Rena was not impressed. She put on some clothes that had taken up landed immigrant status on her floor, but looked okay enough for basic societal standards, she still decided to throw on some kind of deodorant on…you know…for the good of the people. She kept on the forearm she had on last night, she usually puts on her work arm before bed anyways, and really didn’t have time to calibrate another one, besides this one was ready synced up and ready to go. She sprayed on a little cheap perfume and was out the door. The lighting in her hallway was almost as equally dank as her apartment. Ganbatte! Inc. Bots patrolled the hall ways of her building on tracks on each floor, doing maintenance, opening door for tenants and greeting them as they come and go. They’re great units, but fuck they must be like 80 year old units and they are so boring to look at. Just grey metal boxes with skinny arms and a boring face-form screen. One unit opened the door for Rena and told her it looked like she didn’t get much sleep. She wanted to know what kind of asshole would program a robot to talk to women like that. Rena didn’t know it at the time but later she would incur a misdemeanour for spray tagging that particular robot. She took the Valuetown™ Lift to the surface lobby (the slow leaky lift that scared the shit out of her) and was out into the streets, which were being illuminated by the horrible and indifferent sun.

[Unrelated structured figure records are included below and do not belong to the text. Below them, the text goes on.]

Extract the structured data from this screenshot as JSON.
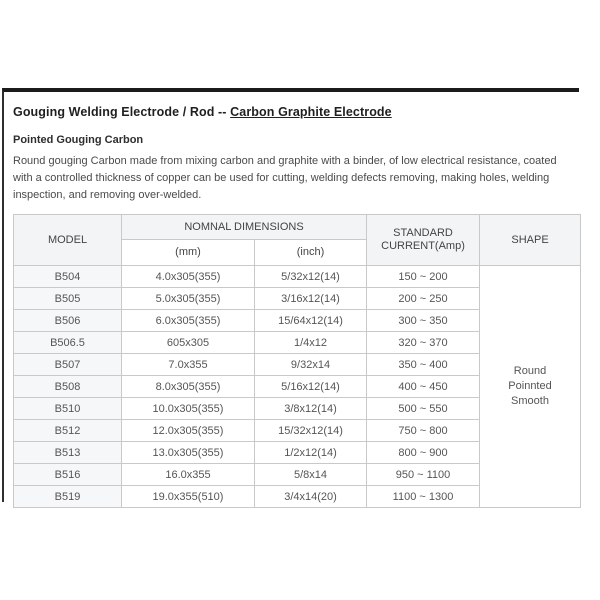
{
  "page": {
    "title": {
      "prefix": "Gouging Welding Electrode / Rod -- ",
      "link": "Carbon Graphite Electrode"
    },
    "section_heading": "Pointed Gouging Carbon",
    "description": "Round gouging Carbon made from mixing carbon and graphite with a binder, of low electrical resistance, coated with a controlled thickness of copper can be used for cutting, welding defects removing, making holes, welding inspection, and removing over-welded."
  },
  "spec_table": {
    "headers": {
      "model": "MODEL",
      "nominal_dimensions": "NOMNAL DIMENSIONS",
      "mm": "(mm)",
      "inch": "(inch)",
      "standard_current": "STANDARD CURRENT(Amp)",
      "shape": "SHAPE"
    },
    "shape_value": "Round\nPoinnted\nSmooth",
    "rows": [
      {
        "model": "B504",
        "mm": "4.0x305(355)",
        "inch": "5/32x12(14)",
        "current": "150 ~ 200"
      },
      {
        "model": "B505",
        "mm": "5.0x305(355)",
        "inch": "3/16x12(14)",
        "current": "200 ~ 250"
      },
      {
        "model": "B506",
        "mm": "6.0x305(355)",
        "inch": "15/64x12(14)",
        "current": "300 ~ 350"
      },
      {
        "model": "B506.5",
        "mm": "605x305",
        "inch": "1/4x12",
        "current": "320 ~ 370"
      },
      {
        "model": "B507",
        "mm": "7.0x355",
        "inch": "9/32x14",
        "current": "350 ~ 400"
      },
      {
        "model": "B508",
        "mm": "8.0x305(355)",
        "inch": "5/16x12(14)",
        "current": "400 ~ 450"
      },
      {
        "model": "B510",
        "mm": "10.0x305(355)",
        "inch": "3/8x12(14)",
        "current": "500 ~ 550"
      },
      {
        "model": "B512",
        "mm": "12.0x305(355)",
        "inch": "15/32x12(14)",
        "current": "750 ~ 800"
      },
      {
        "model": "B513",
        "mm": "13.0x305(355)",
        "inch": "1/2x12(14)",
        "current": "800 ~ 900"
      },
      {
        "model": "B516",
        "mm": "16.0x355",
        "inch": "5/8x14",
        "current": "950 ~ 1100"
      },
      {
        "model": "B519",
        "mm": "19.0x355(510)",
        "inch": "3/4x14(20)",
        "current": "1100 ~ 1300"
      }
    ]
  },
  "colors": {
    "top_border": "#1b1b1b",
    "left_border": "#2e2e2e",
    "table_border": "#c9c9c9",
    "header_bg": "#f3f4f6",
    "model_col_bg": "#f6f7f9",
    "body_text": "#4a4a4a"
  }
}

She reached into her pocket to fish out her sunglasses and only found a pack of cigarettes. She sighed, lit another cigarette and looked at the time display on her prosthetic arm, her eye opened wide when she saw how goddamned late she was and ran her ass off to the Heisenberg Rapid Transit station. She also discovered that smoking and running at the same time is a really bad combination. She felt sick as she arrived and went to fish 6.75-RC from her pockets, only to realize any change she should have was spent at the bar last night. The train pulled into the station on it’s silent magnetic tracks and Rena make the decision to hop over the turnstile, she could make it if she ran. Rena was just about the make doors when a guy in a vest ran past her, bumping into her to the side and spilling the contents of her purse onto the tracks. He yelled back to her “I’m so sorry, spent to long chatting with my cabbie, can’t be late, SORRY!” Rena grit her teeth and as the train pulled away Rena shrieked “You’ll be fucking SORRY IF YOU EVER SEE ME AGAIN GODAMNIT, YOU FUCKING HEAR ME!!!!” She was sick, breathless and very angry as her tried to recollect the scattered contents of her purse. Two security drones quietly made their way over to her “I am really terribly sorry to bother you miss, but our records indicate you have failed to pay your fare, come with me to the booth and I can help you complete your payment.” Rena’s heart sank and she went on the defence. “Listen dude, don’t even start with me, if you had any idea what the hell I am…”
A loud interruptive beep came from the drone, cutting off Rena’s sorry excuse for an excuse. It politely said “You have 5 seconds to comply…5…4…3…2..” Rena tried to book it out of there, but both unit restrained her with ComfyConvict™ soft cables and dragged to her security. Rena did not have the ambition to kick and scream this time.